Funding rounds totalling £5m to date - including a £750,000 financing round closed in May last year - have been led by Par Equity with support from the Scottish Investment Bank and Old College Capital.

“2021 looks set to be an extremely busy year for Manus," Mr Zietsma said. "Having spent more than 10 years developing, trialling and refining our first product, we can finally look forward to seeing our NeuroMotor Pens implemented more broadly and making a real difference to the lives of people living with Parkinson’s and other neurological conditions.”

Craft brewer in bid to curb spread of Covid in Malawi

HeraldScotland: Alan MahonAlan Mahon

Brewgooder has begun work on two major clean water projects in Malawi in a move that will help one of the world's poorest countries combat the Covid-19 pandemic.

More than 90,000 people in Thyolo and Dedza, township districts in the south and central regions of Malawi, are set to benefit from a £50,000 investment by the Scottish craft brewer. It comes just months after the UK Government cut its foreign aid budget from 0.7 per cent to 0.5% of UK gross domestic product (GDP).
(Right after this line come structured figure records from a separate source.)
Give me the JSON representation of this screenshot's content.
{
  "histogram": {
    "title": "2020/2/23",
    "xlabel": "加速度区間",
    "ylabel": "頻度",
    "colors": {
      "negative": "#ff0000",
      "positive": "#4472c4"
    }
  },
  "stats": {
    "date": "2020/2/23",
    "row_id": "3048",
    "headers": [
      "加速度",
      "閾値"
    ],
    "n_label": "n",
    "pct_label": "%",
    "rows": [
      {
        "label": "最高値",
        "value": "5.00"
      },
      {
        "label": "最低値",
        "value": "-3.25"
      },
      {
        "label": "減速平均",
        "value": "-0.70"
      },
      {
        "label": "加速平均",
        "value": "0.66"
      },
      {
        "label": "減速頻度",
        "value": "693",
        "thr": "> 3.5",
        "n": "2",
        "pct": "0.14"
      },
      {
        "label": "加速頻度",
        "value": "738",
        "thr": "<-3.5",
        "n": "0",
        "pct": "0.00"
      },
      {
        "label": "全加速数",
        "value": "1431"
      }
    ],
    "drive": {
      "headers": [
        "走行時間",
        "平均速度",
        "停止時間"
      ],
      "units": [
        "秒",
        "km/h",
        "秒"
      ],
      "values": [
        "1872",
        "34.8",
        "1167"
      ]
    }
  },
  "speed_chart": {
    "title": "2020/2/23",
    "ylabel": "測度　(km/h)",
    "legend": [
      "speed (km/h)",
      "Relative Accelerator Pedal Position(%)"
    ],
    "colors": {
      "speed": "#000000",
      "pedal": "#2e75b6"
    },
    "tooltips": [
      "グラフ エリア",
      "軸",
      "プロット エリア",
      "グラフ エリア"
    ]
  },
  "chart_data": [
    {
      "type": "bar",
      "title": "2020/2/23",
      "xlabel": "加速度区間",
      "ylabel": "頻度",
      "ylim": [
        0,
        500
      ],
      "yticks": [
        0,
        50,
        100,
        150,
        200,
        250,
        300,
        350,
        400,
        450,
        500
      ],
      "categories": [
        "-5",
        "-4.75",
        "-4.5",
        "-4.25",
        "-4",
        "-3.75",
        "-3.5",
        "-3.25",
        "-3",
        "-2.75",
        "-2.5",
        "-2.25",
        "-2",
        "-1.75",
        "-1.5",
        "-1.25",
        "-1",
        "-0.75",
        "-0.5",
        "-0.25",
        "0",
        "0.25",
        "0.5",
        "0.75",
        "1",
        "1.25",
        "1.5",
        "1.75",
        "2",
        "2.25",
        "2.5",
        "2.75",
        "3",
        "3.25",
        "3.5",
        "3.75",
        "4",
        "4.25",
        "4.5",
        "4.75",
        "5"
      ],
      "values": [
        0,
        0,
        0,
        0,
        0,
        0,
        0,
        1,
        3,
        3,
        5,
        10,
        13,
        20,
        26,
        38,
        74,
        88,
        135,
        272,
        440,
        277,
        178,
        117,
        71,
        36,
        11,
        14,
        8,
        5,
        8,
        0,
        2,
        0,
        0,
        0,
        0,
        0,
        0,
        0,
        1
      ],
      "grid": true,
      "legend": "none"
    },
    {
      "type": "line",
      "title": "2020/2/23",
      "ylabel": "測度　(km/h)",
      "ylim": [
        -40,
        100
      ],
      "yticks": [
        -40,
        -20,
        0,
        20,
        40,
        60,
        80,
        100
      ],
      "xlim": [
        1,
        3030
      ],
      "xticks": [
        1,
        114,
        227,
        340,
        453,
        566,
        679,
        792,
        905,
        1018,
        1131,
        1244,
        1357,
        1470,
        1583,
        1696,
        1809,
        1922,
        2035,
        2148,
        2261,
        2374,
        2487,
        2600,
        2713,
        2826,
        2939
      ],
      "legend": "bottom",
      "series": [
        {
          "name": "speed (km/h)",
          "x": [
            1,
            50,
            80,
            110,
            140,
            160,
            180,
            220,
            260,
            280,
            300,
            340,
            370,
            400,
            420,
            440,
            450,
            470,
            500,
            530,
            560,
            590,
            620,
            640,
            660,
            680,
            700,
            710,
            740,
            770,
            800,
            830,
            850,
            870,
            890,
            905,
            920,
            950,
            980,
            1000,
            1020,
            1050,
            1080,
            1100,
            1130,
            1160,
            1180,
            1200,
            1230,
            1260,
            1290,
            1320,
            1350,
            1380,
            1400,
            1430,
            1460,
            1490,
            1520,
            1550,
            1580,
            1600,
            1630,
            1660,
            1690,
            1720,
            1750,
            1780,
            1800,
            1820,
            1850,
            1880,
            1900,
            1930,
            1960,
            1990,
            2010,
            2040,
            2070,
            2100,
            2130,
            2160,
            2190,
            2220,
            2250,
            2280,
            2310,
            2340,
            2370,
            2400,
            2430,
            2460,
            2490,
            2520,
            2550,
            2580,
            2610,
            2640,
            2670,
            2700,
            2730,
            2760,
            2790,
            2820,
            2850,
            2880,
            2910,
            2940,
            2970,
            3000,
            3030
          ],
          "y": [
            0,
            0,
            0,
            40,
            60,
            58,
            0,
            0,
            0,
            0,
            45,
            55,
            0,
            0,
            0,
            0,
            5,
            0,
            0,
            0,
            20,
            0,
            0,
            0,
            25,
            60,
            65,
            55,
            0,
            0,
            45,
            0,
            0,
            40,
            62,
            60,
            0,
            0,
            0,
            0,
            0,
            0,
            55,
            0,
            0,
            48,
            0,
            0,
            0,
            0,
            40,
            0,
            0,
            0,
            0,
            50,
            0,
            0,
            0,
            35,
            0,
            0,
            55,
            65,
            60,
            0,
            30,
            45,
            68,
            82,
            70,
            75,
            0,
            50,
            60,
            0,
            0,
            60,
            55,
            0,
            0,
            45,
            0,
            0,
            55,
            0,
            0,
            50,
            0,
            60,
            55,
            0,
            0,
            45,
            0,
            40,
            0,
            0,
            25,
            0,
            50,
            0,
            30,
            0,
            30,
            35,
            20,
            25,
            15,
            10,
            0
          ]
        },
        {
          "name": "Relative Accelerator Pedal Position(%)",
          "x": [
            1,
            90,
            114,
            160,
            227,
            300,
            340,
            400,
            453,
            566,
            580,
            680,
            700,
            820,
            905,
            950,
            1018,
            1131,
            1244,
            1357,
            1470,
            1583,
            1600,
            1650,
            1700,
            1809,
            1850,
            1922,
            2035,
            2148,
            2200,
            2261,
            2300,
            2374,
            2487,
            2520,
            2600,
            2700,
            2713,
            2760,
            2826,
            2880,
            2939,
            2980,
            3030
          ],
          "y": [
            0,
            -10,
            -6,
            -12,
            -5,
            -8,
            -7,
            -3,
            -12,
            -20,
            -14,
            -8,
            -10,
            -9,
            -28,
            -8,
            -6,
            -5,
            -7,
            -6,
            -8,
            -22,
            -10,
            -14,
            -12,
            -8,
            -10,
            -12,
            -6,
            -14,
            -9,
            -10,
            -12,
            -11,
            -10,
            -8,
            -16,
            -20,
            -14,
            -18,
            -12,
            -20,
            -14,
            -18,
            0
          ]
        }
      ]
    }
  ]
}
The largest investment will go towards solar-powered water supply systems that will provide safe water for two regional healthcare facilities in Nanseta and Mbawera.

READ MORE: Brewer and university launch bursary in bid to boost diversity

The projects will unlock 3.94 million litres of water annually for primary healthcare across both facilities and train 60 frontline healthcare workers to help educate the population on how to stop the spread of Covid.
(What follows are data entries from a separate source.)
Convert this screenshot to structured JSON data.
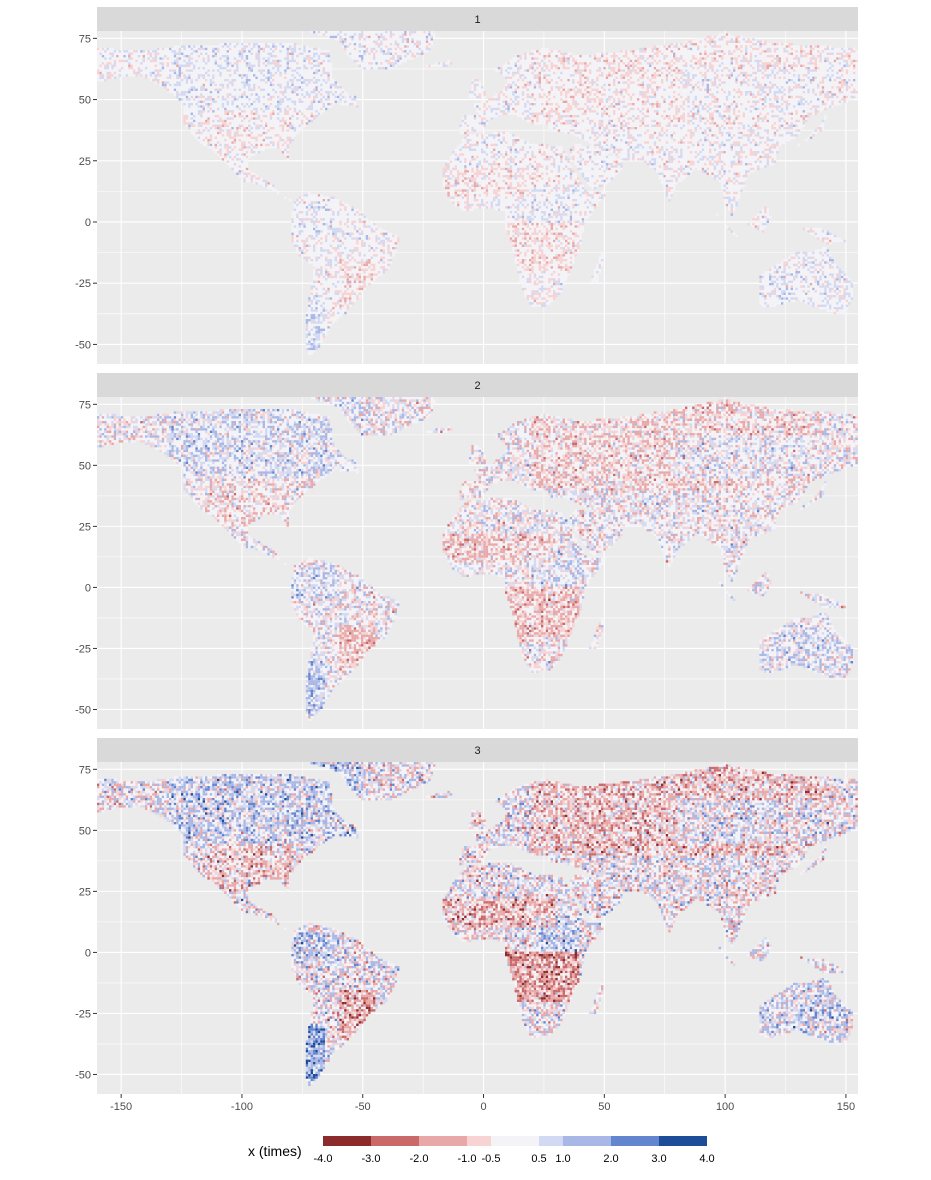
{
  "chart_data": {
    "type": "heatmap",
    "panels": [
      "1",
      "2",
      "3"
    ],
    "x_ticks": [
      -150,
      -100,
      -50,
      0,
      50,
      100,
      150
    ],
    "x_tick_labels": [
      "-150",
      "-100",
      "-50",
      "0",
      "50",
      "100",
      "150"
    ],
    "y_ticks": [
      75,
      50,
      25,
      0,
      -25,
      -50
    ],
    "y_tick_labels": [
      "75",
      "50",
      "25",
      "0",
      "-25",
      "-50"
    ],
    "xlim": [
      -160,
      155
    ],
    "ylim": [
      -58,
      78
    ],
    "grid": true,
    "legend": {
      "title": "x (times)",
      "placement": "bottom",
      "breaks": [
        -4.0,
        -3.0,
        -2.0,
        -1.0,
        -0.5,
        0.5,
        1.0,
        2.0,
        3.0,
        4.0
      ],
      "break_labels": [
        "-4.0",
        "-3.0",
        "-2.0",
        "-1.0",
        "-0.5",
        "0.5",
        "1.0",
        "2.0",
        "3.0",
        "4.0"
      ],
      "colors": [
        "#8b2b2b",
        "#c9696a",
        "#e9a8a8",
        "#f7d3d3",
        "#f4f4f8",
        "#d2d9f2",
        "#a9b7e6",
        "#6384cf",
        "#1d4d98"
      ]
    }
  }
}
The work will be carried out in partnership with Brewgooder’s long-term partner, the One Foundation. This project will bring the social enterprise’s overall clean water impact to more than 155,000 people across Malawi and Rwanda.

Alan Mahon, Brewgooder’s co-founder, said: “We know first-hand how challenging this pandemic has been in the UK, but we can’t abandon developing countries and let them fight it on their own. The pandemic should have taught everyone how truly interconnected we are.

“Although we’ve pivoted during the pandemic to be able to provide support to people in the UK who are affected, our core mission is to provide clean water to those in need. We’re proud to be able to put clean water right at the heart of the battle against coronavirus in Malawi.


“Not only will these projects support primary healthcare for years to come, they will also empower and better equip these communities to stop the spread of COVID-19.

“The NHS recently advised that clean water is second only to vaccination when it comes to public health during the pandemic, and this virus doesn’t respect borders. Although we face huge challenges at home, it’s dangerous for the UK Government to shirk its responsibility as a global citizen.”

“Those most impacted by climate change are those least able to fight it. Developing communities face huge challenges, the biggest being Covid, climate and lack of clean water. It is our duty to help. As a purpose-driven brand, we’ve made that our mission. We hope that with COP26 coming to Glasgow later this year,  it can be a real turning point that causes more politicians, companies and consumers to wake up to their responsibilities."

Funding for the projects was raised through the Global Gathering, a 250-strong global brewery collaboration programme launched by Brewgooder in 2020, which was severely disrupted by the first national lockdown in March last year.

Boohoo buys Debenhams brand and website

Online fashion retailer Boohoo has bought the Debenhams brand and website for £55 million.

That means the department store name will endure, but the company’s remaining 118 stores are to close for good.

The deal will see Debenhams products sold by Boohoo from early next year, allowing enough time for liquidators to continue closing the retailer’s sites once they are allowed to reopen after Covid-19 lockdown restrictions are lifted.

But with stores closing across the 242-year-old brand, it is unlikely many of the remaining 12,000 jobs are likely to be saved.